Bypassing character blocklists with unicode overflows

Researcher

**Published:** 28 January 2025 at 13:58 UTC

**Updated:** 28 January 2025 at 13:58 UTC

Unicode codepoint truncation – also called a Unicode overflow attack – happens when a server tries to store a Unicode character in a single byte. Because the maximum value of a byte is 255, an overflow can be crafted to produce a specific ASCII character.

Here are a couple of examples that end with 0x41 which represents A:

`0x4e41 0x4f41 0x5041 0x5141`

If you perform a modulus operation on the code points above you’ll see they produce the character “A”:

`String.fromCodePoint(0x4e41 % 256, 0x4f41 % 256, 0x5041 % 256, 0x5141 % 256) // AAAA`

It’s not only bytes that have this problem, JavaScript itself has a codepoint overflow in the `fromCharCode()` method.
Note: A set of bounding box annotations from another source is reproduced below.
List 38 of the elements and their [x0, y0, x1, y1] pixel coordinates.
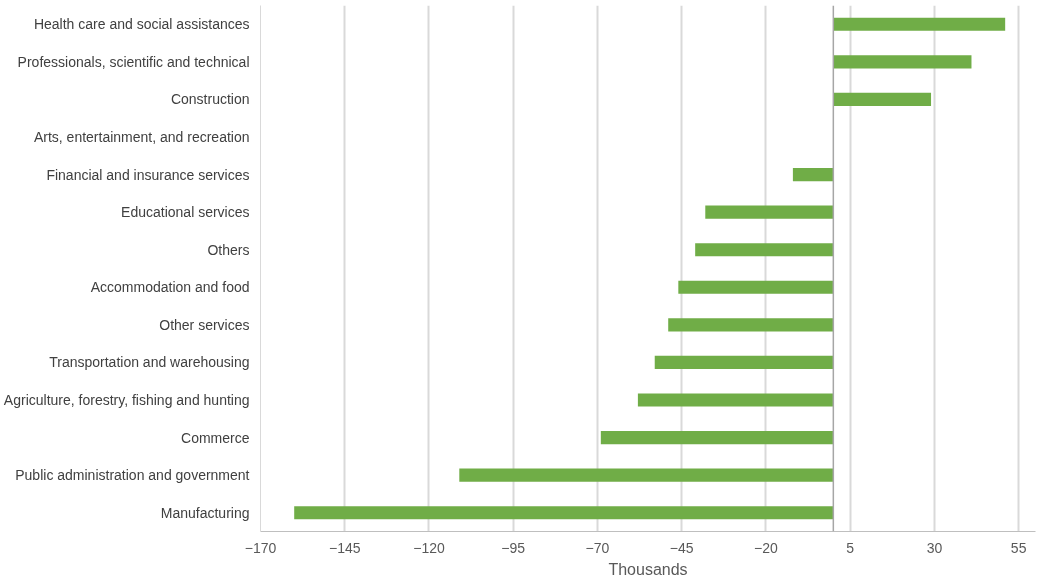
y-tick-label: Manufacturing	[160, 504, 250, 521]
x-tick-label: −45	[669, 539, 694, 556]
x-tick-label: 55	[1010, 539, 1027, 556]
bar	[792, 168, 834, 182]
bar	[833, 55, 972, 69]
y-tick-label: Public administration and government	[15, 467, 250, 484]
bar	[705, 205, 834, 219]
x-tick-label: −20	[754, 539, 779, 556]
bar	[654, 355, 834, 369]
bar	[833, 17, 1006, 31]
x-tick-label: −145	[328, 539, 361, 556]
x-tick-label: −170	[244, 539, 277, 556]
bar	[668, 318, 834, 332]
x-tick-label: −120	[413, 539, 445, 556]
bar	[637, 393, 834, 407]
y-tick-label: Financial and insurance services	[46, 166, 250, 183]
bar	[294, 506, 834, 520]
bar	[459, 468, 834, 482]
y-tick-label: Health care and social assistances	[33, 16, 250, 33]
y-tick-label: Commerce	[181, 429, 250, 446]
x-tick-label: 30	[926, 539, 943, 556]
y-tick-label: Arts, entertainment, and recreation	[33, 129, 250, 145]
x-tick-label: −70	[585, 539, 610, 556]
y-tick-label: Agriculture, forestry, fishing and hunting	[3, 392, 250, 408]
x-tick-label: 5	[846, 539, 855, 556]
bar	[678, 280, 834, 294]
bar	[695, 243, 834, 257]
x-axis-title: Thousands	[608, 560, 688, 578]
y-tick-label: Construction	[170, 91, 250, 108]
y-tick-label: Others	[207, 241, 250, 258]
y-tick-label: Transportation and warehousing	[49, 354, 250, 371]
y-tick-label: Other services	[159, 316, 250, 333]
bar	[600, 431, 834, 445]
y-tick-label: Educational services	[121, 204, 250, 221]
y-tick-label: Accommodation and food	[90, 279, 250, 296]
y-tick-label: Professionals, scientific and technical	[17, 53, 250, 70]
bar	[833, 92, 932, 106]
x-tick-label: −95	[501, 539, 526, 556]
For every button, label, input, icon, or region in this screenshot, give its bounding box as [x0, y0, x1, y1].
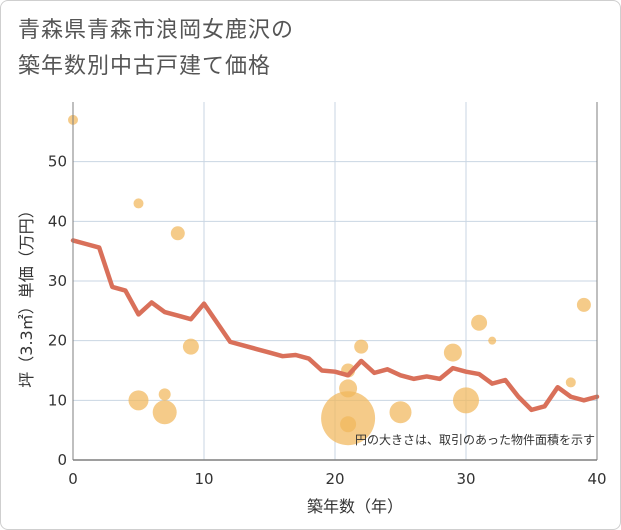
bubble-point-4	[128, 390, 149, 411]
y-axis-label: 坪（3.3㎡）単価（万円）	[17, 202, 36, 387]
bubble-point-6	[152, 400, 177, 425]
bubble-point-17	[565, 377, 576, 388]
y-tick-label-50: 50	[48, 153, 67, 171]
bubble-point-9	[339, 379, 358, 398]
average-price-line	[70, 238, 600, 413]
bubble-point-5	[158, 388, 171, 401]
bubble-point-13	[443, 343, 462, 362]
line-series	[70, 238, 600, 413]
plot-frame	[72, 102, 598, 461]
bubble-point-12	[389, 401, 412, 424]
y-tick-label-20: 20	[48, 332, 67, 350]
x-tick-label-0: 0	[68, 470, 78, 488]
bubble-point-18	[576, 297, 591, 312]
bubble-point-1	[133, 198, 144, 209]
bubble-point-8	[340, 416, 357, 433]
bubble-point-2	[170, 226, 185, 241]
bubble-point-16	[488, 336, 497, 345]
title-line-2: 築年数別中古戸建て価格	[18, 54, 272, 79]
x-tick-labels: 0 10 20 30 40	[68, 470, 606, 488]
bubble-size-note: 円の大きさは、取引のあった物件面積を示す	[355, 432, 595, 447]
x-tick-label-20: 20	[325, 470, 344, 488]
y-tick-labels: 0 10 20 30 40 50	[48, 153, 67, 469]
x-axis-label: 築年数（年）	[307, 497, 403, 516]
title-line-1: 青森県青森市浪岡女鹿沢の	[18, 18, 295, 43]
x-tick-label-10: 10	[194, 470, 213, 488]
bubble-point-14	[453, 387, 479, 414]
y-tick-label-10: 10	[48, 391, 67, 409]
bubble-point-11	[354, 339, 369, 354]
x-tick-label-30: 30	[456, 470, 475, 488]
y-tick-label-30: 30	[48, 272, 67, 290]
y-tick-label-0: 0	[57, 451, 67, 469]
bubble-point-3	[182, 338, 199, 355]
chart-title: 青森県青森市浪岡女鹿沢の 築年数別中古戸建て価格	[18, 13, 558, 85]
bubble-point-15	[471, 314, 488, 331]
x-tick-label-40: 40	[587, 470, 606, 488]
y-tick-label-40: 40	[48, 212, 67, 230]
bubble-series	[68, 114, 591, 446]
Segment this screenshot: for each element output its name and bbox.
This method allows you to generate a character between 0-0xffff but if you go above this range it will be overflowed and produce a character by the overflow amount.

`String.fromCharCode(0x10000 + 0x31, 0x10000 + 0x33, 0x10000 + 0x33, 0x10000 + 0x37) //1337`

The above code uses the hex value 0x10000 which is one above the maximum codepoint supported by the `fromCodePoint()` method. Then I add an overflow to it, in this case the hex for each codepoint of 1337. Then when the overflow occurs it produces 1337.

This is being actively used by bug bounty hunters and was brought to our attention by Ryan Barnett. For everyone’s convenience we’ve added these truncation attacks to ActiveScan++, thanks to Ryan for the PR and we’ve created a Hackvertor tag to help reproduce the characters. We’ve also updated the Shazzer unicode table to display potential unicode truncation characters.